Questa ipotesi supporta (da una prospettiva in prima persona) una visione dinamica ed enattiva secondo cui la cognizione, lungi dall’essere la rappresentazione di un mondo pre-costituito, è un processo di co-costruzione dell’ambiente interno ed esterno, del conoscitore e del conosciuto, della mente e del mondo (Varela et al., 1991) [38]
Questa ipotesi solleva le seguenti importanti domande:
– Quanto precisamente vengono amplificati i micro-dinamismi che animano la dimensione sorgiva per dare vita al mondo solido e compartimentato in cui ci muoviamo? Quali sono i meccanismi e le fasi di questo processo?
– Come si sviluppa il pensiero “astratto”? Attraverso quali processi possiamo scollegarci dalla dimensione sorgiva, fino al punto di dimenticarcene?
– La dimensione pre-articolata della nostra esperienza, che per il momento è quasi una terra incognita, ha differenti strati, differenti gradi di differenziazione?
– Fin dove è possibile rintracciare la sorgente del pensiero? Questo strato che stiamo esplorando non potrebbe coprirne degli altri? Si tratta solo di una finestra aperta verso una dimensione più fluida, spaziale e aperta, oppure no?

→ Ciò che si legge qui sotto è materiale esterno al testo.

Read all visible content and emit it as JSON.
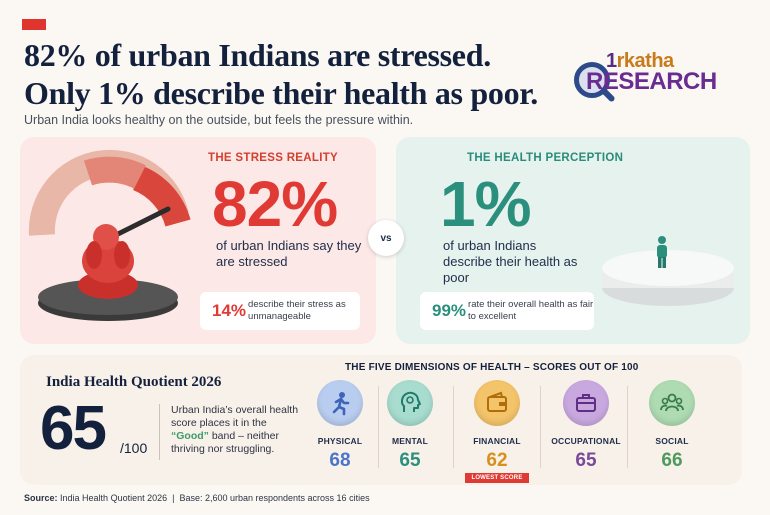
{
  "header": {
    "headline_line1": "82% of urban Indians are stressed.",
    "headline_line2": "Only 1% describe their health as poor.",
    "subhead": "Urban India looks healthy on the outside, but feels the pressure within."
  },
  "logo": {
    "top_text_a": "1",
    "top_text_b": "rkatha",
    "bottom_text": "RESEARCH"
  },
  "stress": {
    "kicker": "THE STRESS REALITY",
    "value": "82%",
    "description": "of urban Indians say they are stressed",
    "stat_value": "14%",
    "stat_text": "describe their stress as unmanageable"
  },
  "vs_label": "vs",
  "health": {
    "kicker": "THE HEALTH PERCEPTION",
    "value": "1%",
    "description": "of urban Indians describe their health as poor",
    "stat_value": "99%",
    "stat_text": "rate their overall health as fair to excellent"
  },
  "quotient": {
    "title": "India Health Quotient 2026",
    "score": "65",
    "out_of": "/100",
    "desc_before": "Urban India’s overall health score places it in the ",
    "desc_good": "“Good”",
    "desc_after": " band – neither thriving nor struggling."
  },
  "dimensions": {
    "title": "THE FIVE DIMENSIONS OF HEALTH – SCORES OUT OF 100",
    "items": [
      {
        "label": "PHYSICAL",
        "score": "68",
        "icon": "running-person-icon",
        "color": "#4a74c9",
        "bg": "#b9cdf0"
      },
      {
        "label": "MENTAL",
        "score": "65",
        "icon": "head-brain-icon",
        "color": "#2a8f7c",
        "bg": "#a7dccf"
      },
      {
        "label": "FINANCIAL",
        "score": "62",
        "icon": "wallet-icon",
        "color": "#d9901a",
        "bg": "#f4c46a"
      },
      {
        "label": "OCCUPATIONAL",
        "score": "65",
        "icon": "briefcase-icon",
        "color": "#7a4a9a",
        "bg": "#c9a8e0"
      },
      {
        "label": "SOCIAL",
        "score": "66",
        "icon": "group-icon",
        "color": "#4e9a5e",
        "bg": "#aedbb2"
      }
    ],
    "lowest_label": "LOWEST SCORE"
  },
  "footer": {
    "source_label": "Source:",
    "source_text": "India Health Quotient 2026",
    "base_text": "Base: 2,600 urban respondents across 16 cities"
  }
}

Ulteriori test di questa ipotesi richiedono una descrizione molto sottile e delicata della micro-dinamica ante-riflessa dell’esperienza vissuta. In linea con l’indicazione di Galin (1994), la progettazione di precisi “protocolli esperienziali” dovrebbe metterci nelle condizioni di identificare i differenti tipi di sensazioni significative, e di descrivere le loro rispettive caratteristiche e funzioni fenomenologiche. Questo lavoro di micro-descrizione richiede la collaborazione di ricercatori e soggetti intervistati esperti nelle tecniche in prima persona per investigare la coscienza. L’acquisizione di tale competenza implica un importante investimento personale. Inoltre presuppone l’abbandono, sia a livello accademico che personale, dei taboo che finora hanno impedito ai ricercatori di riferirsi all’esperienza vissuta.
Queste ipotesi possono inoltre aprire altre vie di ricerca, importanti soprattutto nel campo delle neuroscienze, dell’educazione e nel campo esistenziale.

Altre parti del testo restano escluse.